April 2003

Updates on electromagnetic hypersensitivity and on protective devices

COMAR is the Committee on Man and Radiation, a technical committee of the Institute of Electric and Electronic Engineers. Last year the Committee published two reports of relevance to cellular phones and health.

The first topic was "Electromagnetic Hypersensitivity". It discussed common associated symptoms and possible causes, and reviewed publications that had examined the condition. One publication, by Hietanen and colleagues (2002) explored the relationship between cellular phones and hypersensitivity. This paper is reviewed in "Research -Clinical - General Health Effects".

The second topic was the use of protective devices for cellular telephones.

The reports can be read at www.seas.upenn.edu/~kfoster/comar.htm

More on mice lymphoma

In the September '02 issue of "What's New" we discussed a study by Utteridge and colleagues that attempted to replicate the 1997 research by Repacholi. This latter study had suggested that RF radiation increased the incidence of lymphoma in mice genetically prone to develop that tumour.

Several letters in the February issue of "Radiation Research" challenge some aspects of the Utteridge paper. One of the main concerns related to the apparent difference in survival figures in the paper. In one figure all the mice appear to have died by 18 months, but in another, a weight gain curve, mice are still shown to be alive at 28 months. Utteridge and colleagues explain this discrepancy by stating that the survival figure related to days of exposure rather than absolute age. Since the animals were not exposed on weekends and other holidays the survival time appeared shorter than it actually was.

This controversy is discussed in the January/February issue of "Microwave News", and several researchers are quoted as saying that this way to present data is highly unusual.

To address these issues in more detail, we have added an addendum to the summary of the Utteridge paper in "Research - Toxicological Experiments - cancer studies".

Another paper from Swedish group

Hardell and colleagues from Sweden have published a fourth paper from the case-control study that they conducted in 1997-2000. This latest paper does not produce any new data from the case-control study.

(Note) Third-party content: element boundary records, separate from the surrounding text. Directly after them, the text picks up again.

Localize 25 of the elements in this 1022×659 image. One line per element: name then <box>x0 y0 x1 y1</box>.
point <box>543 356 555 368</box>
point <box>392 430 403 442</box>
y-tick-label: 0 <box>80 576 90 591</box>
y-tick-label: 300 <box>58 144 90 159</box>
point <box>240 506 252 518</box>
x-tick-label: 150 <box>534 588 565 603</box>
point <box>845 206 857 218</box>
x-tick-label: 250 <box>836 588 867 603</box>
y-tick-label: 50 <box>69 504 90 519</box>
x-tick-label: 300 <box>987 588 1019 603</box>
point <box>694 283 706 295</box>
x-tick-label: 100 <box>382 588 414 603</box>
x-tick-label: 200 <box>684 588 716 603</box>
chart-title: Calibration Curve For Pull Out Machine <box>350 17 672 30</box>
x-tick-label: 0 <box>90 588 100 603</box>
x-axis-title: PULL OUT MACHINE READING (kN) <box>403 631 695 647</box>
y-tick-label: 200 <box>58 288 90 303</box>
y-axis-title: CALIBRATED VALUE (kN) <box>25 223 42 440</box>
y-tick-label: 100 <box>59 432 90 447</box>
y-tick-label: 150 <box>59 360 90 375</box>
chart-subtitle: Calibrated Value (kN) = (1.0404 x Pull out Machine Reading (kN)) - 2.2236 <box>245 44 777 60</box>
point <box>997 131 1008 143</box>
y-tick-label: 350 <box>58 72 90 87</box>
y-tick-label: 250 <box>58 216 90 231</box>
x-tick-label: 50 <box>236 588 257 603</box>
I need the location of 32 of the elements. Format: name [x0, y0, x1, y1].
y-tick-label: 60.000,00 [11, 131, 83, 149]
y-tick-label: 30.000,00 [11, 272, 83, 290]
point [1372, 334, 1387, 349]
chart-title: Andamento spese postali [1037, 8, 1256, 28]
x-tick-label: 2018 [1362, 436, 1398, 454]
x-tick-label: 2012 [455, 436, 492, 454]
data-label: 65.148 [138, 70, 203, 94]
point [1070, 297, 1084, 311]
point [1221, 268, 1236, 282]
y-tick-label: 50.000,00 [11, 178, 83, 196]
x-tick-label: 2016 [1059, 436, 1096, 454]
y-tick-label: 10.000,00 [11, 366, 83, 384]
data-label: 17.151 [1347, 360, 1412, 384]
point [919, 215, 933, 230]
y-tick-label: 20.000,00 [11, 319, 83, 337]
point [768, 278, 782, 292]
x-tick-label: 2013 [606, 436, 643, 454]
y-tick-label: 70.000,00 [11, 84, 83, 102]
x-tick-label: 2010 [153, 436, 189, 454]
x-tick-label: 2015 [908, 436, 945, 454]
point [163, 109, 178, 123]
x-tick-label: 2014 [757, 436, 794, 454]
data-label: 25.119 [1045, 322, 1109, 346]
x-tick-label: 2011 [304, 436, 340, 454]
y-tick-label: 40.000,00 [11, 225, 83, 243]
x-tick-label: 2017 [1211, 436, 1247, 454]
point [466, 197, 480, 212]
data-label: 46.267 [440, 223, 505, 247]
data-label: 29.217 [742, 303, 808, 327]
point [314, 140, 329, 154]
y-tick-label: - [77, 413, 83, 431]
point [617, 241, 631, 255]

It states again that the odds ratio for vestibular schwannoma (VS) in those using an analogue phone was 3.45. This tumour is also known as acoustic neuroma. The authors also reviewed incidence rates for VS and other brain tumours in Sweden from 1960 to 1998. They found a significant increase for VS in the period 1980-1998, and for other benign tumours from 1960-1979. There was no increase for other benign tumours or for malignant tumours in the period 1980-1998.

Reference: Hardell L, Mild KH, Sandstrom M, Carlberg M, et al. Vestibular schwannoma, tinnitus, and cellular telephones. Neuroepidemiology 2003;22:124-129.